You can simply use "script".

man script for details.

Example:

script -a -e -c "set -x; echo this is logging ..; <your script can be called here>" mylogfile.log

Answer 9

So, here is an option I used and consider to be a little more friendly. Essentially, define a task function at the top of your script, and define all of your sections with their own functions to be passed to calls of the task function. It could be extended to add some specific INFO, WARN, DEBUG, and ERROR flags for your logs as well. They would simply be functions that use an echo to wrap your message in a consistent way, as all of the outputs are going to your log anyway.

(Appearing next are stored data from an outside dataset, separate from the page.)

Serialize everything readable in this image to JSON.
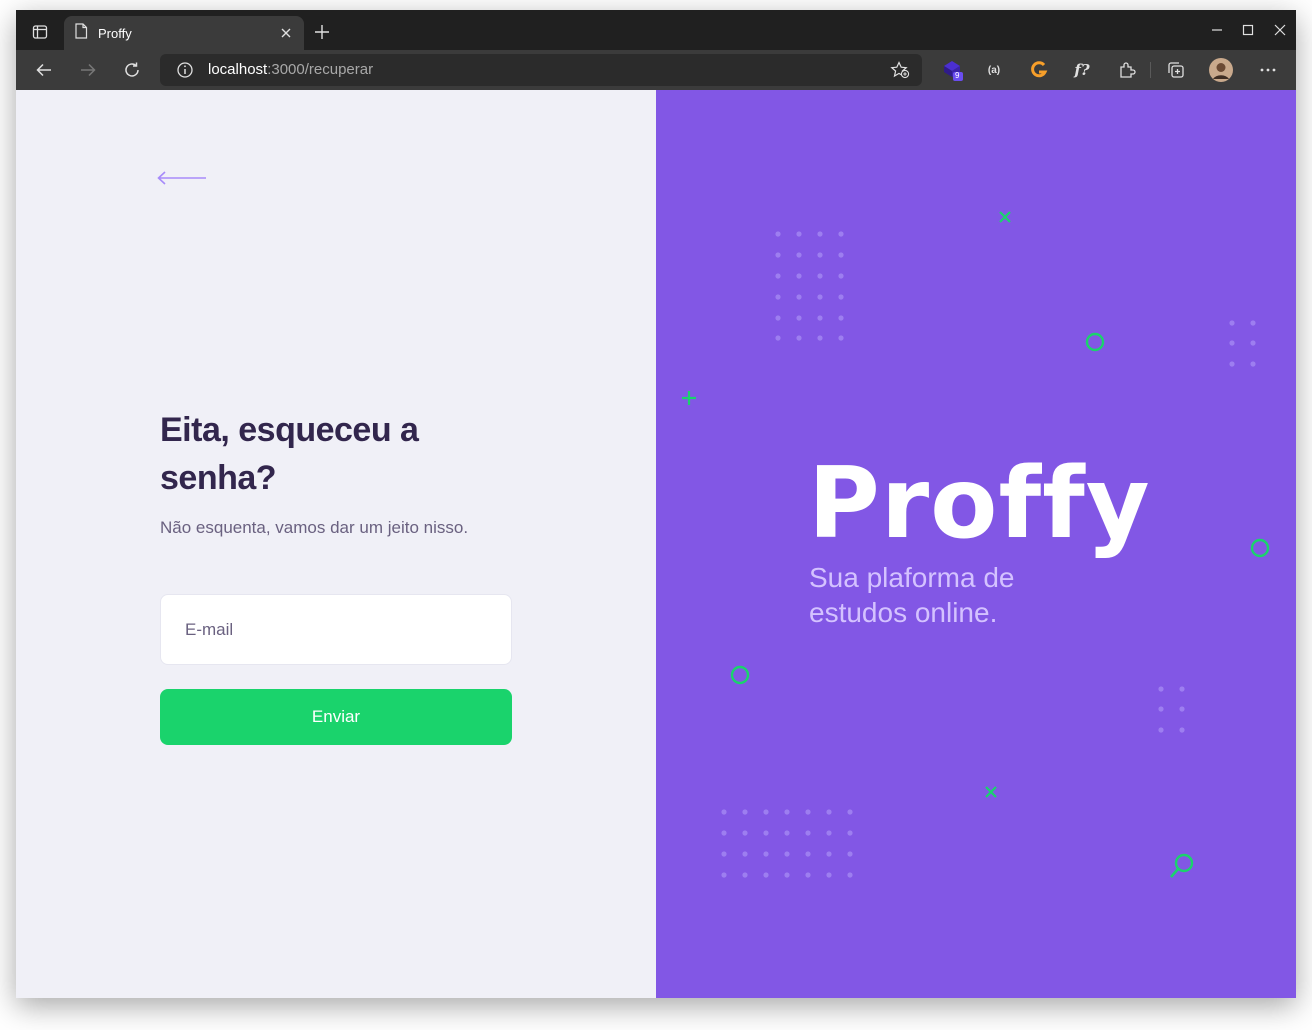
{
  "browser": {
    "tab_title": "Proffy",
    "url_host": "localhost",
    "url_rest": ":3000/recuperar",
    "extension_badge": "9",
    "extension_labels": [
      "(a)",
      "f?"
    ]
  },
  "form": {
    "title": "Eita, esqueceu a senha?",
    "subtitle": "Não esquenta, vamos dar um jeito nisso.",
    "email_placeholder": "E-mail",
    "submit_label": "Enviar"
  },
  "brand": {
    "name": "Proffy",
    "tagline": "Sua plaforma de estudos online."
  },
  "colors": {
    "left_bg": "#f0f0f7",
    "right_bg": "#8257e5",
    "accent_green": "#1ad36c",
    "heading": "#32264d",
    "text": "#6a6180",
    "tagline": "#d4c2ff"
  }
}
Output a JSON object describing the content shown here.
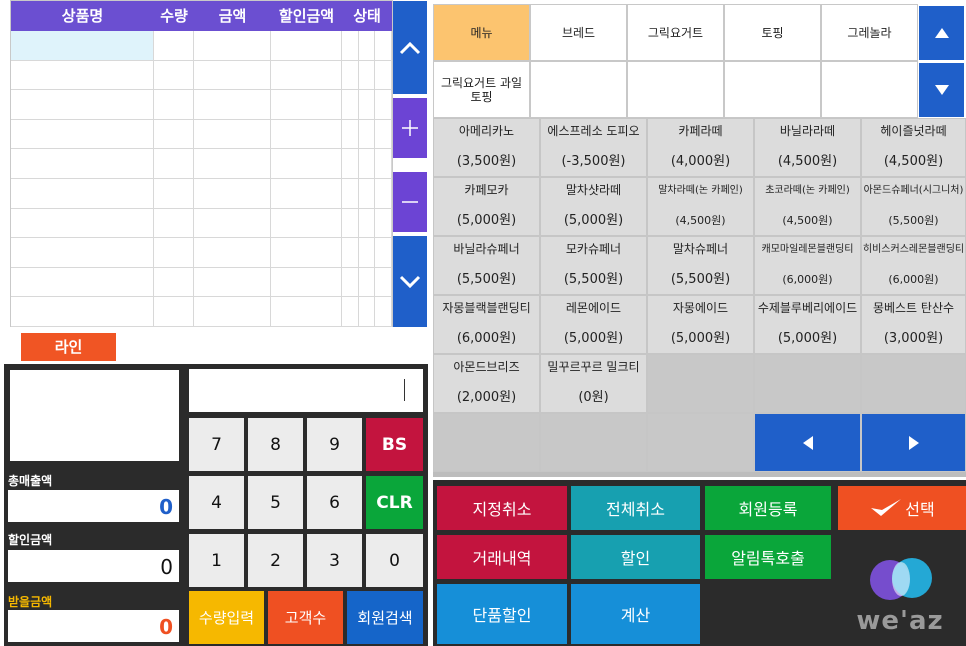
{
  "table": {
    "headers": [
      "상품명",
      "수량",
      "금액",
      "할인금액",
      "상태"
    ]
  },
  "line_tag": "라인",
  "summary": {
    "total_label": "총매출액",
    "total_value": "0",
    "discount_label": "할인금액",
    "discount_value": "0",
    "receive_label": "받을금액",
    "receive_value": "0"
  },
  "keypad": {
    "row1": [
      "7",
      "8",
      "9"
    ],
    "row2": [
      "4",
      "5",
      "6"
    ],
    "row3": [
      "1",
      "2",
      "3",
      "0"
    ],
    "bs": "BS",
    "clr": "CLR",
    "qty": "수량입력",
    "customers": "고객수",
    "member_search": "회원검색"
  },
  "tabs": {
    "row1": [
      "메뉴",
      "브레드",
      "그릭요거트",
      "토핑",
      "그레놀라"
    ],
    "row2": [
      "그릭요거트 과일\n토핑"
    ]
  },
  "products": [
    {
      "name": "아메리카노",
      "price": "(3,500원)"
    },
    {
      "name": "에스프레소 도피오",
      "price": "(-3,500원)"
    },
    {
      "name": "카페라떼",
      "price": "(4,000원)"
    },
    {
      "name": "바닐라라떼",
      "price": "(4,500원)"
    },
    {
      "name": "헤이즐넛라떼",
      "price": "(4,500원)"
    },
    {
      "name": "카페모카",
      "price": "(5,000원)"
    },
    {
      "name": "말차샷라떼",
      "price": "(5,000원)"
    },
    {
      "name": "말차라떼(논 카페인)",
      "price": "(4,500원)"
    },
    {
      "name": "초코라떼(논 카페인)",
      "price": "(4,500원)"
    },
    {
      "name": "아몬드슈페너(시그니처)",
      "price": "(5,500원)"
    },
    {
      "name": "바닐라슈페너",
      "price": "(5,500원)"
    },
    {
      "name": "모카슈페너",
      "price": "(5,500원)"
    },
    {
      "name": "말차슈페너",
      "price": "(5,500원)"
    },
    {
      "name": "캐모마일레몬블랜딩티",
      "price": "(6,000원)"
    },
    {
      "name": "히비스커스레몬블랜딩티",
      "price": "(6,000원)"
    },
    {
      "name": "자몽블랙블랜딩티",
      "price": "(6,000원)"
    },
    {
      "name": "레몬에이드",
      "price": "(5,000원)"
    },
    {
      "name": "자몽에이드",
      "price": "(5,000원)"
    },
    {
      "name": "수제블루베리에이드",
      "price": "(5,000원)"
    },
    {
      "name": "몽베스트 탄산수",
      "price": "(3,000원)"
    },
    {
      "name": "아몬드브리즈",
      "price": "(2,000원)"
    },
    {
      "name": "밀꾸르꾸르 밀크티",
      "price": "(0원)"
    }
  ],
  "actions": {
    "designated_cancel": "지정취소",
    "cancel_all": "전체취소",
    "member_register": "회원등록",
    "select": "선택",
    "transaction_history": "거래내역",
    "discount": "할인",
    "alimtalk_call": "알림톡호출",
    "item_discount": "단품할인",
    "checkout": "계산"
  },
  "logo_text": "we'az",
  "colors": {
    "header_purple": "#6b4fd1",
    "nav_blue": "#1f5fc9",
    "red": "#c3143e",
    "green": "#0aa63a",
    "orange": "#ef5022",
    "teal": "#17a0b0",
    "tab_active": "#fcc46f"
  }
}
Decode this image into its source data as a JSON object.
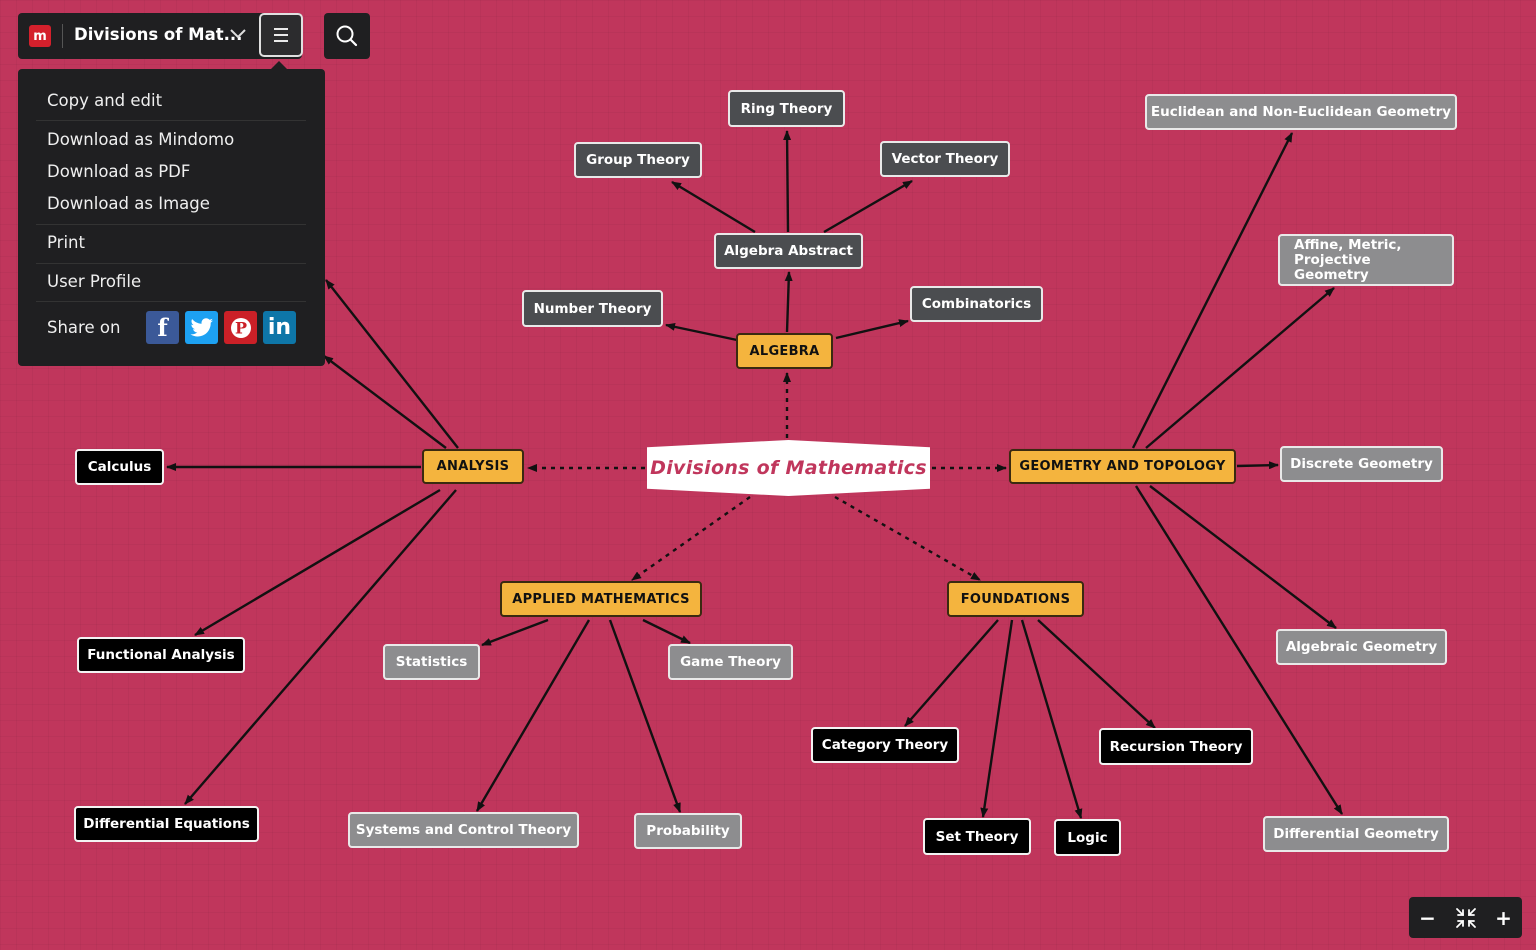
{
  "app": {
    "map_title": "Divisions of Mat...",
    "logo_text": "m"
  },
  "menu": {
    "items": [
      "Copy and edit",
      "Download as Mindomo",
      "Download as PDF",
      "Download as Image",
      "Print",
      "User Profile"
    ],
    "share_label": "Share on",
    "social": [
      {
        "name": "facebook",
        "glyph": "f",
        "color": "#3b5998"
      },
      {
        "name": "twitter",
        "glyph": "t",
        "color": "#1da1f2"
      },
      {
        "name": "pinterest",
        "glyph": "P",
        "color": "#cb2027"
      },
      {
        "name": "linkedin",
        "glyph": "in",
        "color": "#0e76a8"
      }
    ]
  },
  "mindmap": {
    "central": "Divisions of Mathematics",
    "branches": {
      "algebra": "ALGEBRA",
      "analysis": "ANALYSIS",
      "geometry": "GEOMETRY AND TOPOLOGY",
      "applied": "APPLIED MATHEMATICS",
      "foundations": "FOUNDATIONS"
    },
    "topics": {
      "ring_theory": "Ring Theory",
      "group_theory": "Group Theory",
      "vector_theory": "Vector Theory",
      "algebra_abstract": "Algebra Abstract",
      "number_theory": "Number Theory",
      "combinatorics": "Combinatorics",
      "calculus": "Calculus",
      "functional_analysis": "Functional Analysis",
      "differential_equations": "Differential Equations",
      "statistics": "Statistics",
      "game_theory": "Game Theory",
      "systems_control": "Systems and Control Theory",
      "probability": "Probability",
      "category_theory": "Category Theory",
      "recursion_theory": "Recursion Theory",
      "set_theory": "Set Theory",
      "logic": "Logic",
      "euclidean": "Euclidean and Non-Euclidean Geometry",
      "affine": "Affine, Metric, Projective Geometry",
      "discrete_geometry": "Discrete Geometry",
      "algebraic_geometry": "Algebraic Geometry",
      "differential_geometry": "Differential Geometry"
    }
  },
  "zoom": {
    "minus": "−",
    "plus": "+"
  },
  "colors": {
    "background": "#c0365c",
    "branch": "#f4b43e",
    "dark_node": "#4b4d50",
    "light_node": "#8d8d8f",
    "black_node": "#000000",
    "toolbar": "#1f1f21"
  }
}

It would look something like this:

# Append a timestamp and always write a new file
#LOGFILE=/var/log/my_setup_log_file.$(date +%Y%h%d_%H.%M).log
# Same log, growing and appending - make sure its a one time deal or that you have a log rotating utility running.
LOGFILE=/var/log/my_setup_log_file.log
touch "${LOGFILE}"
TAIL_PID=$!
# [Un]comment the following line to control display of this script for the tty in real time.  All other commands should be passed to task.
tail -f "${LOGFILE}" &
# logging function - called task to make main section more readable...prepend it to commands, or group commands in a function and prepend the call.
task() {
    echo "===================================================================================================="
    echo "$(date):$(printf ' %q' "$@")"
    echo "===================================================================================================="
    start=$(date +%s)
    "$@" 2>&1
    end=$(date +%s)
    runtime=$((end-start))
    echo "Elapsed time for command was $runtime seconds."
    echo ""
} >> "${LOGFILE}"

### FUNCTION DEFS...

### Main exectuion

task my_operational_step_1
task my_operational_step_2
kill ${TAIL_PID}
exit 0

LIMITATIONS and CAUTION:

1. My first iteration I chose to use the tee command in append mode for all of the log writes, which requires use of a pipe. This obliterates the ability to use globally scoped variables across functions, because every function is effectively run in its own subshell, due to the pipe. Argh.
2. Addressing issue 1, I moved to the approach of using the tail -f as a spawned task at the start (~line 7). This has allows the task function to put all the output to the log, but still be able to see whats going on in real time.
3. Note that you need to capture the PID of tail in order to kill it later, as you can see around line 8, and then the kill at the end of the script.
4. A corollary to item 3 is that if your script exits early, tail stays running in the background... Its probably worthwhile to write some traps to handle that... I've not bothered with this, given the scope of what I'm doing.
5. I've not used this extensively, so you may run into issues I've not thought of.
6. It is possible to have stuff that isn't logged using this approach, so not a perfect answer for OP's question.